Performance Philosophy paper – Cross questioning unknowns with knowing nots

In this paper, I will use the question of doing philosophy through performative acts for investigating how, through crossing of seemingly unrelated elements, new entities of questioning, knowledge. and practices are created.
“Diogenes the Dog”, the name of a human that metaphorically crossed species with canine, illustrates how such crossings produces a new knowledge. e.g. of who this particular Diogenes might be, is becoming, and how he questions and practices.

I will argue that crossing – like cross species, references, etc. –  highlights a crossing-of-elements that’s innate for Performance Art (PA). Indeed the choice of performative acts in themselves is a constant crossing between that which is “Life” and that which is “Performance”. That very crossing – life reflecting upon a performance, reflecting upon life, etc – is what I think to be an energiser/motive for using performative elements in questioning what we know, don’t know and have no idea about..

Instead of being concerned with the performance of language, speech and speaking, we have in Diogenes a performer of actions and activities, with concerns that seem not too dissimilar from contemporary performance artists. It is plausible to imagine a performance artist living inside a bath, wanking in parliament (though perhaps arrested), or plucking a chicken and declaring it human.

Dressed as a bride, the philosopher Hilan Bensusan used his cross-dressing practice to bring a murdered performer Pippa Bacca, back to life and roam the streets of Istanbul. While a performative act, such as “Brides for Peace”, which Bacca, performed with tragic outcomes was questioning the lines and links between life, performance and what we imagine possible – Bensusan’s activity was of a more philosophical nature, questioning the knowledge we think we have.
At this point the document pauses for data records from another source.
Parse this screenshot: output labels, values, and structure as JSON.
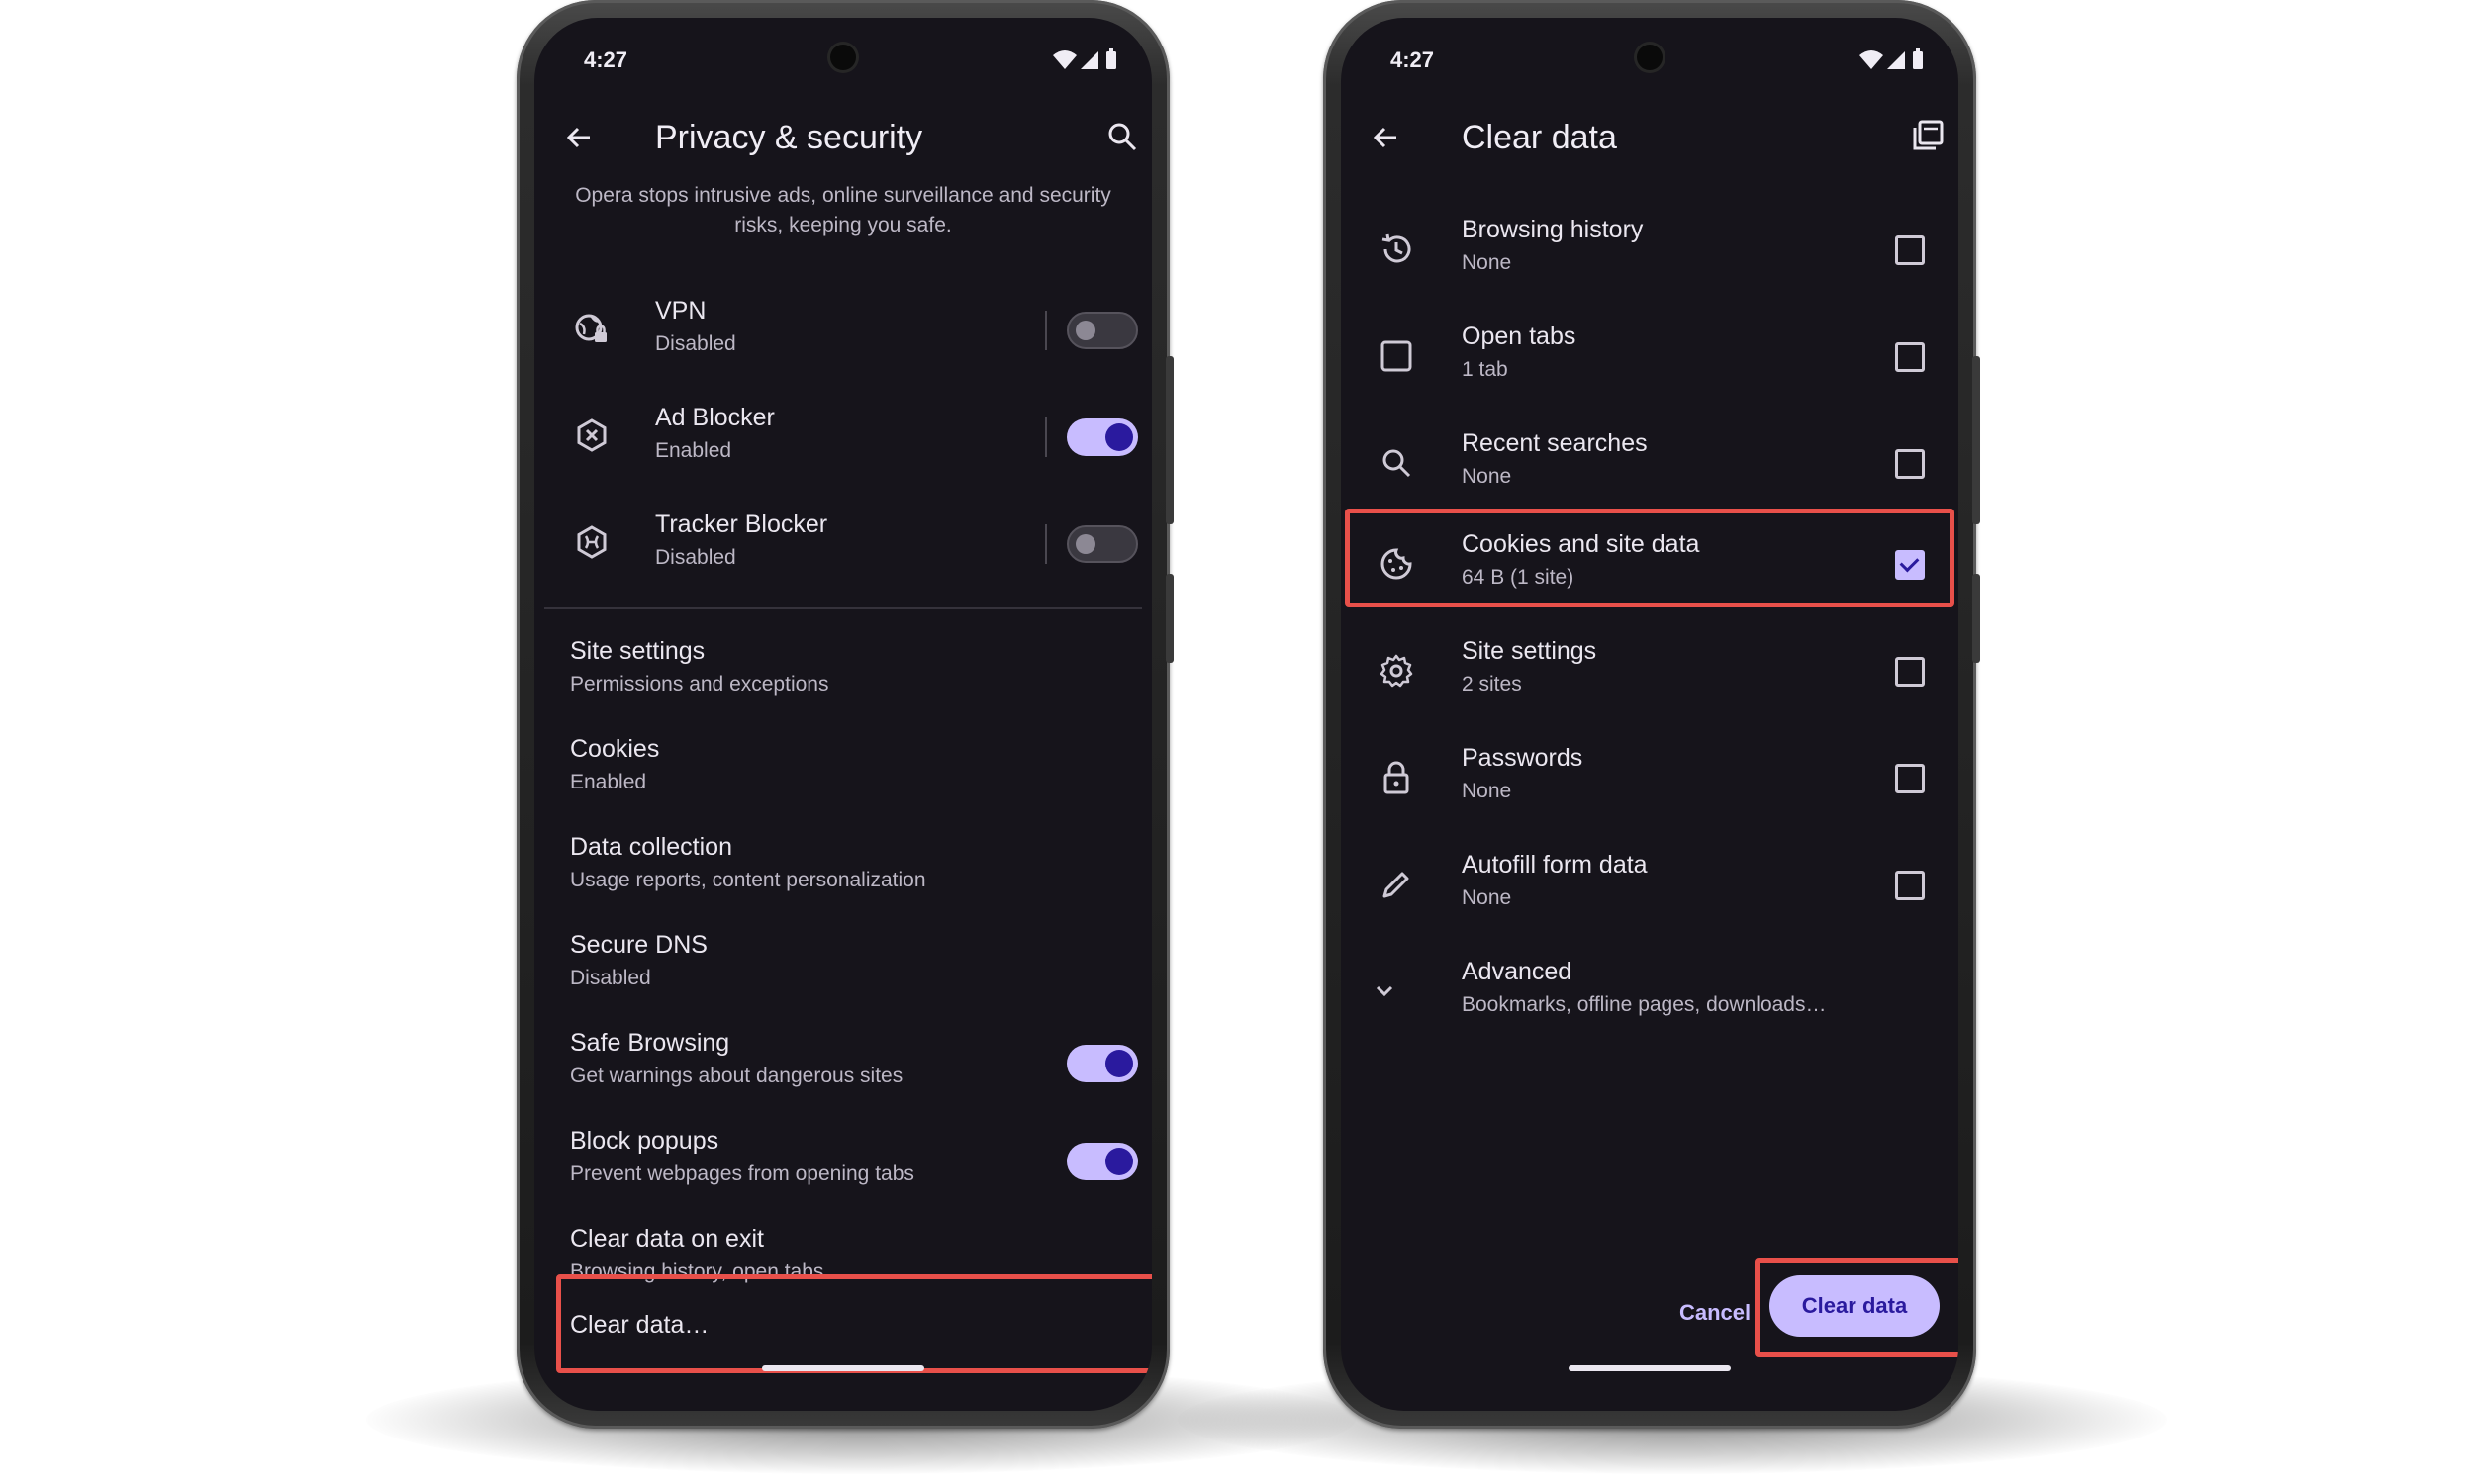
{
  "left_phone": {
    "status": {
      "time": "4:27"
    },
    "toolbar": {
      "title": "Privacy & security"
    },
    "intro": "Opera stops intrusive ads, online surveillance and security risks, keeping you safe.",
    "toggle_rows": [
      {
        "title": "VPN",
        "subtitle": "Disabled",
        "enabled": false,
        "icon": "vpn-globe-lock-icon"
      },
      {
        "title": "Ad Blocker",
        "subtitle": "Enabled",
        "enabled": true,
        "icon": "ad-blocker-hexagon-icon"
      },
      {
        "title": "Tracker Blocker",
        "subtitle": "Disabled",
        "enabled": false,
        "icon": "tracker-blocker-hexagon-icon"
      }
    ],
    "settings": [
      {
        "title": "Site settings",
        "subtitle": "Permissions and exceptions"
      },
      {
        "title": "Cookies",
        "subtitle": "Enabled"
      },
      {
        "title": "Data collection",
        "subtitle": "Usage reports, content personalization"
      },
      {
        "title": "Secure DNS",
        "subtitle": "Disabled"
      },
      {
        "title": "Safe Browsing",
        "subtitle": "Get warnings about dangerous sites",
        "enabled": true
      },
      {
        "title": "Block popups",
        "subtitle": "Prevent webpages from opening tabs",
        "enabled": true
      },
      {
        "title": "Clear data on exit",
        "subtitle": "Browsing history, open tabs"
      }
    ],
    "clear_data_label": "Clear data…"
  },
  "right_phone": {
    "status": {
      "time": "4:27"
    },
    "toolbar": {
      "title": "Clear data"
    },
    "items": [
      {
        "title": "Browsing history",
        "subtitle": "None",
        "checked": false,
        "icon": "history-icon"
      },
      {
        "title": "Open tabs",
        "subtitle": "1 tab",
        "checked": false,
        "icon": "tab-square-icon"
      },
      {
        "title": "Recent searches",
        "subtitle": "None",
        "checked": false,
        "icon": "search-icon"
      },
      {
        "title": "Cookies and site data",
        "subtitle": "64 B (1 site)",
        "checked": true,
        "icon": "cookie-icon"
      },
      {
        "title": "Site settings",
        "subtitle": "2 sites",
        "checked": false,
        "icon": "gear-icon"
      },
      {
        "title": "Passwords",
        "subtitle": "None",
        "checked": false,
        "icon": "lock-icon"
      },
      {
        "title": "Autofill form data",
        "subtitle": "None",
        "checked": false,
        "icon": "pencil-icon"
      }
    ],
    "advanced": {
      "title": "Advanced",
      "subtitle": "Bookmarks, offline pages, downloads…"
    },
    "cancel_label": "Cancel",
    "clear_label": "Clear data"
  },
  "colors": {
    "screen_bg": "#16141b",
    "accent": "#c8bcff",
    "accent_dark": "#2a1a9e",
    "highlight": "#e8504a"
  }
}
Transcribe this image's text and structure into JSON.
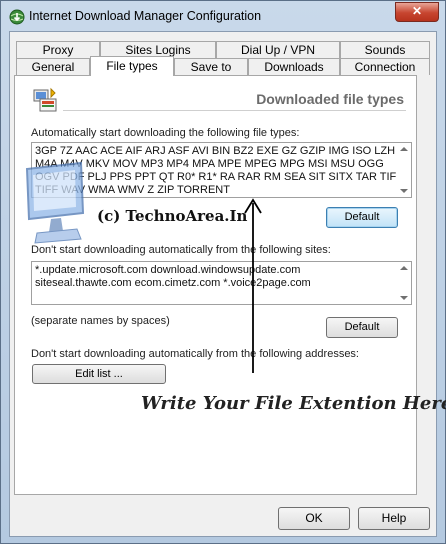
{
  "window": {
    "title": "Internet Download Manager Configuration",
    "close_glyph": "✕",
    "app_icon": "globe-download-icon"
  },
  "tabs": {
    "row1": [
      "Proxy",
      "Sites Logins",
      "Dial Up / VPN",
      "Sounds"
    ],
    "row2": [
      "General",
      "File types",
      "Save to",
      "Downloads",
      "Connection"
    ],
    "active": "File types"
  },
  "panel": {
    "icon": "file-types-icon",
    "title": "Downloaded file types",
    "filetypes_label": "Automatically start downloading the following file types:",
    "filetypes_value": "3GP 7Z AAC ACE AIF ARJ ASF AVI BIN BZ2 EXE GZ GZIP IMG ISO LZH M4A M4V MKV MOV MP3 MP4 MPA MPE MPEG MPG MSI MSU OGG OGV PDF PLJ PPS PPT QT R0* R1* RA RAR RM SEA SIT SITX TAR TIF TIFF WAV WMA WMV Z ZIP TORRENT",
    "filetypes_default_label": "Default",
    "sites_label": "Don't start downloading automatically from the following sites:",
    "sites_value": "*.update.microsoft.com download.windowsupdate.com siteseal.thawte.com ecom.cimetz.com *.voice2page.com",
    "sites_hint": "(separate names by spaces)",
    "sites_default_label": "Default",
    "addresses_label": "Don't start downloading automatically from the following addresses:",
    "edit_list_label": "Edit list ..."
  },
  "overlay": {
    "watermark": "(c) TechnoArea.In",
    "annotation": "Write Your File Extention Here"
  },
  "footer": {
    "ok_label": "OK",
    "help_label": "Help"
  },
  "colors": {
    "title_bar": "#b9cde3",
    "close_button": "#c7452f",
    "focus_button": "#3c7fb1"
  }
}
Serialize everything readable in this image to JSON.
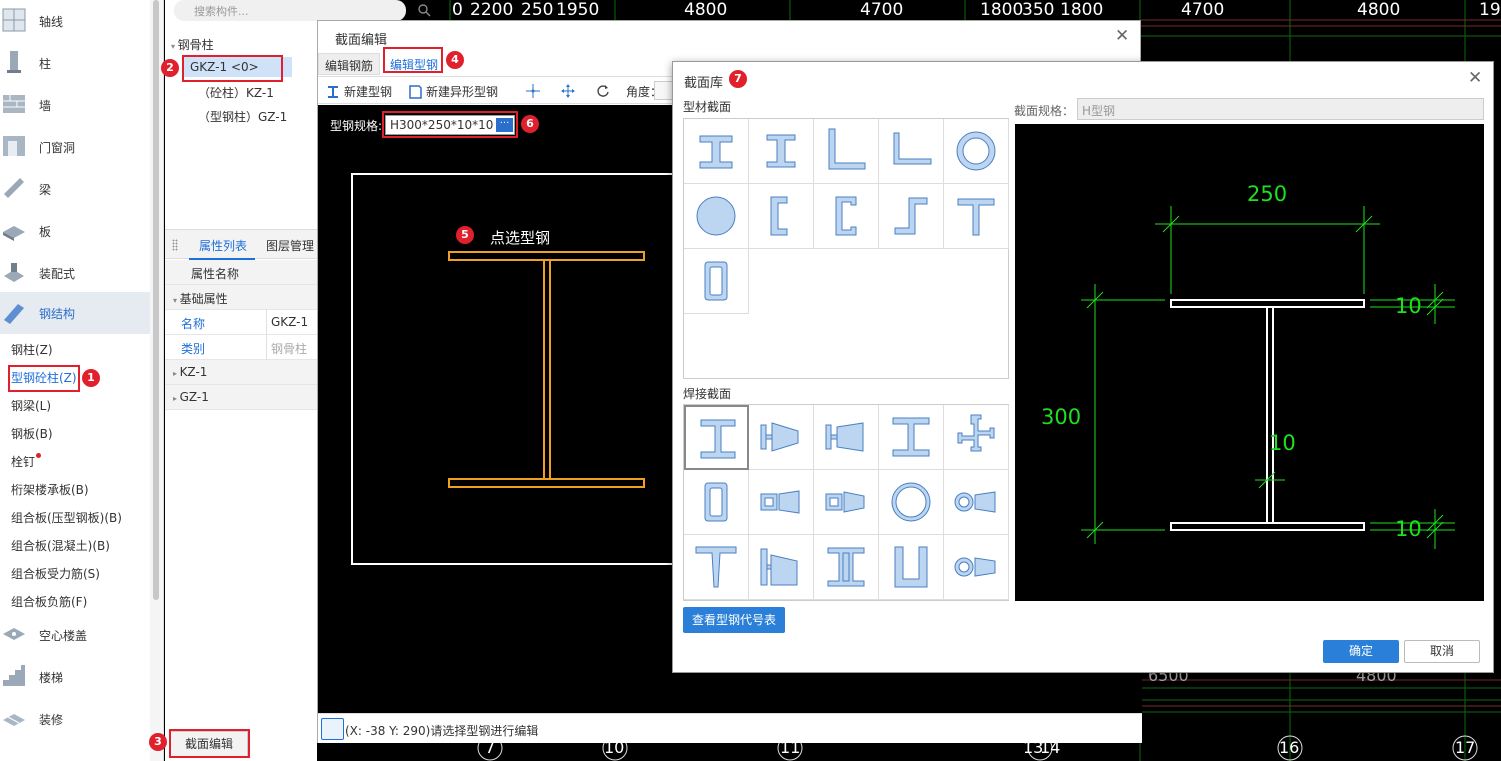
{
  "sidebar": {
    "nav_top": [
      "轴线",
      "柱",
      "墙",
      "门窗洞",
      "梁",
      "板",
      "装配式",
      "钢结构"
    ],
    "sub_items": [
      "钢柱(Z)",
      "型钢砼柱(Z)",
      "钢梁(L)",
      "钢板(B)",
      "栓钉",
      "桁架楼承板(B)",
      "组合板(压型钢板)(B)",
      "组合板(混凝土)(B)",
      "组合板受力筋(S)",
      "组合板负筋(F)"
    ],
    "nav_bottom": [
      "空心楼盖",
      "楼梯",
      "装修"
    ]
  },
  "panel": {
    "search_placeholder": "搜索构件...",
    "tree_root": "钢骨柱",
    "tree_selected": "GKZ-1 <0>",
    "tree_children": [
      "（砼柱）KZ-1",
      "（型钢柱）GZ-1"
    ],
    "tabs": [
      "属性列表",
      "图层管理"
    ],
    "header": "属性名称",
    "group_basic": "基础属性",
    "rows": [
      {
        "key": "名称",
        "value": "GKZ-1"
      },
      {
        "key": "类别",
        "value": "钢骨柱"
      }
    ],
    "groups": [
      "KZ-1",
      "GZ-1"
    ],
    "bottom_tab": "截面编辑"
  },
  "cad": {
    "top_dims": [
      "0",
      "2200",
      "250",
      "1950",
      "4800",
      "4700",
      "1800",
      "350",
      "1800",
      "4700",
      "4800",
      "19"
    ],
    "bottom_axes": [
      "7",
      "10",
      "11",
      "13",
      "14",
      "16",
      "17"
    ],
    "mid_dims": [
      "6500",
      "4800"
    ]
  },
  "edit_window": {
    "title": "截面编辑",
    "tabs": [
      "编辑钢筋",
      "编辑型钢"
    ],
    "toolbar": {
      "new_steel": "新建型钢",
      "new_special": "新建异形型钢",
      "angle": "角度："
    },
    "spec_label": "型钢规格:",
    "spec_value": "H300*250*10*10",
    "spec_more": "···",
    "hint": "点选型钢",
    "status": "(X: -38 Y: 290)请选择型钢进行编辑"
  },
  "library": {
    "title": "截面库",
    "profile_heading": "型材截面",
    "welded_heading": "焊接截面",
    "spec_label": "截面规格：",
    "spec_value": "H型钢",
    "dims": {
      "width": "250",
      "height": "300",
      "flange_top": "10",
      "flange_bottom": "10",
      "web": "10"
    },
    "code_table_button": "查看型钢代号表",
    "ok": "确定",
    "cancel": "取消"
  },
  "annotations": [
    "1",
    "2",
    "3",
    "4",
    "5",
    "6",
    "7"
  ],
  "colors": {
    "accent": "#1e6fd9",
    "annotation": "#e0202c",
    "steel": "#f0a020",
    "dim": "#1ee01e"
  }
}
Another Performance Art/Act link in Bensusan’s philosophical lexicon is the interest in Heracletian fragments as an ongoing anarchological performative practice. Like Beuys, Bensusan makes use of archeological-like fragments to invent & subvert time. Performative acts are practised to cross, at will, between invented and shared realities of the past.
Through fragments which invoke cross questions about what might the questioning be about, what they know not, would have liked to know of the object/fragment, and become autonomous entities.
Both Beuys and Bensusan use fragments to create ways for possible information crossings that tease out desire within audiences through materials and temporality.

Like the life crossed with performance element, crossings – as a practice – contain a point-time of contact/collision between two different inquiry trajectories. That point-time, I will argue, helps identify differences in trajectories. Whereas the philosophical performative inquiry is focused on How thinking is questioned, artistic sensitivity is of how sensations of imagination are questioned. Hence, in my view, we have different, yet constantly crossable trajectories which feed one another.
Through the examination of Bensusan’s extensive work on crossings of dressing, speaking, translation, species, and its close links with PA & histories of philosophical inquiry practices, I will elaborate upon the new inroads to think and imagine both philosophy and performance.